Plus qu’une réforme, Mohammed VI vient d’annoncer une révolution : la nouvelle Moudawana. Les femmes obtiennent des droits. Et quels droits ! La possibilité de divorcer, de dire non à la polygamie, d’être responsable de la famille autant que le mari... Mais à l’occasion du 8 mars, journée de la femme, la question royale se pose encore avec autant d’acuité : dans un Maroc qui bouge sans cesse, qui se développe, où en sont les droits des femmes ? La fameuse Moudawana existe, certes, mais son application et les mentalités n’ont pas forcément suivi. Les femmes sont toujours victimes d’une société patriarcale, mais aussi d’une loi qui ne les protège pas autant qu’on le croit. Telle une trêve, la nouvelle Moudawana n’a fait qu’entrouvrir la brèche de l’égalité et beaucoup de points restent en suspens. En voilà, au moins, cinq.

Héritage. Fifty-fifty
Avant la révélation du Coran, les hommes de la famille avaient pour habitude d’hériter des biens en même temps que les épouses du défunt. L’islam y a mis bon ordre, en garantissant l’égalité spirituelle des femmes et des hommes devant Dieu et en donnant aux femmes le droit d’hériter et non plus de faire partie de l’héritage. Mais à une condition, clairement édictée dans le Coran : une sœur n’hérite que de la moitié de ce qu’hérite son frère. Un grand pas en avant pour l’époque, totalement anachronique de nos jours, mais très sacré. Réforme de la Moudawana ou pas, personne ne touche à l’héritage. Et ce n’est pas au programme. Les féministes, prudentes, se concentrent sur un seul point, sur lequel le Coran est assez flou et qui est donc plus discutable : donner le droit aux femmes, si elles n’ont pas de frère, d’hériter de la totalité des biens du défunt. “C’est loin d’être seulement une question de sexe, explique Fouzia Assouli, militante associative. Si le défunt n’a pas de frère, sa sœur hérite au même titre que ses filles”. Une seule alternative donc : faire une donation, de son vivant, à ses filles. Et nombreux sont les pères qui se prêtent à cette manœuvre. “Quand une loi est détournée par tous, il faut la changer”, conclut Fouzia Assouli.

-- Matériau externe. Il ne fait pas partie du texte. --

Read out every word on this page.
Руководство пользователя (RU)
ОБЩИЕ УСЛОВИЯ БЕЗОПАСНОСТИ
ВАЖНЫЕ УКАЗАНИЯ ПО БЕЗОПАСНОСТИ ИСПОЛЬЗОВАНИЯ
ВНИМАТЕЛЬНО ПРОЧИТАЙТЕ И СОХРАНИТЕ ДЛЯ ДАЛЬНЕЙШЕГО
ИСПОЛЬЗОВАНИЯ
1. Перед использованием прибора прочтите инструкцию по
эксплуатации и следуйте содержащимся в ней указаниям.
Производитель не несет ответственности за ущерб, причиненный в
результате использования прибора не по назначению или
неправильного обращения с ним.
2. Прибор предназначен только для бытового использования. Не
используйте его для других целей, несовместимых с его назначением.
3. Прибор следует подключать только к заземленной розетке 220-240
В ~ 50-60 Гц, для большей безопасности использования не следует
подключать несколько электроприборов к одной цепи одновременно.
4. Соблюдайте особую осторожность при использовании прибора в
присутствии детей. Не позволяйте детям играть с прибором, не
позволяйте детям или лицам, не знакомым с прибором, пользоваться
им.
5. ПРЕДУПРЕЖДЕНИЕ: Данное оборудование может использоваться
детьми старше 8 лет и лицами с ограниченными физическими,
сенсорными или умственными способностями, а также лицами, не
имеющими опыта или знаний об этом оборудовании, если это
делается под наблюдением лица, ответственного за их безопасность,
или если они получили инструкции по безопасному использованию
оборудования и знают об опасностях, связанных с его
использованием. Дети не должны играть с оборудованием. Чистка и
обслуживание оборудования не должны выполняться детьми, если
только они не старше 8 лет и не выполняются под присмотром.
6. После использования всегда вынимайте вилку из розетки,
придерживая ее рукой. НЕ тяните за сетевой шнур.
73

Avortement. “Mon ventre m’appartient !”

“Mon corps m’appartient, mon ventre m’appartient” : ce célèbre slogan féministe français des années 1960 a été au cœur du combat qui a conduit, en 1975, à la Loi Veil, légalisant l’avortement. Au Maroc, on n’en est même pas encore à l’ouverture d’un véritable débat. L’avortement se pratique beaucoup, mais de manière clandestine. Selon l’estimation du Dr Chafik Chraïbi, gynécologue et fondateur de l’Association marocaine contre l’avortement clandestin (AMLAC), “entre 500 et 600 femmes avortent chaque jour au Maroc et environ 150 autres le font de manière non médicalisée”. Des chiffres alarmants malgré une loi qui prévoit des sanctions très dissuasives : deux mois à deux ans de prison, et une amende de 120 à 2000 DH. L’avortement n’est autorisé que dans un seul cas, “lorsqu’il constitue une mesure nécessaire pour sauvegarder la santé de la mère”, selon l’article 453 du Code de la famille, revu… en 1967. Le seul pas en avant depuis 30 ans réside dans la commercialisation de la “pilule du lendemain” qui est “seulement préventive et non pas abortive”, précise Chafik Chraïbi. Pourtant, le problème est loin d’être résolu. “13% de la mortalité maternelle est due à l’avortement, et beaucoup de femmes préfèrent recourir au suicide plutôt que d’assumer le déshonneur d’une grossesse illégale. Il s’agit de sauver des vies humaines”, affirme-t-il. Le praticien, loin de vouloir révolutionner les mœurs, réclame juste un élargissement de la loi, que la femme soit autorisée à pratiquer l’Interruption volontaire de grossesse en cas de viol, d’inceste ou de malformation du fœtus. “Autant de demandes légitimes, autorisées en Iran, au Koweït, au Soudan, alors pourquoi pas au Maroc ?”, s’interroge-t-il. Visiblement, les plus radicaux ne sont pas toujours ceux que l’on croit. Pour preuve, seul le PJD a répondu à l’appel de son Association et affirmé comprendre la nécessité du combat.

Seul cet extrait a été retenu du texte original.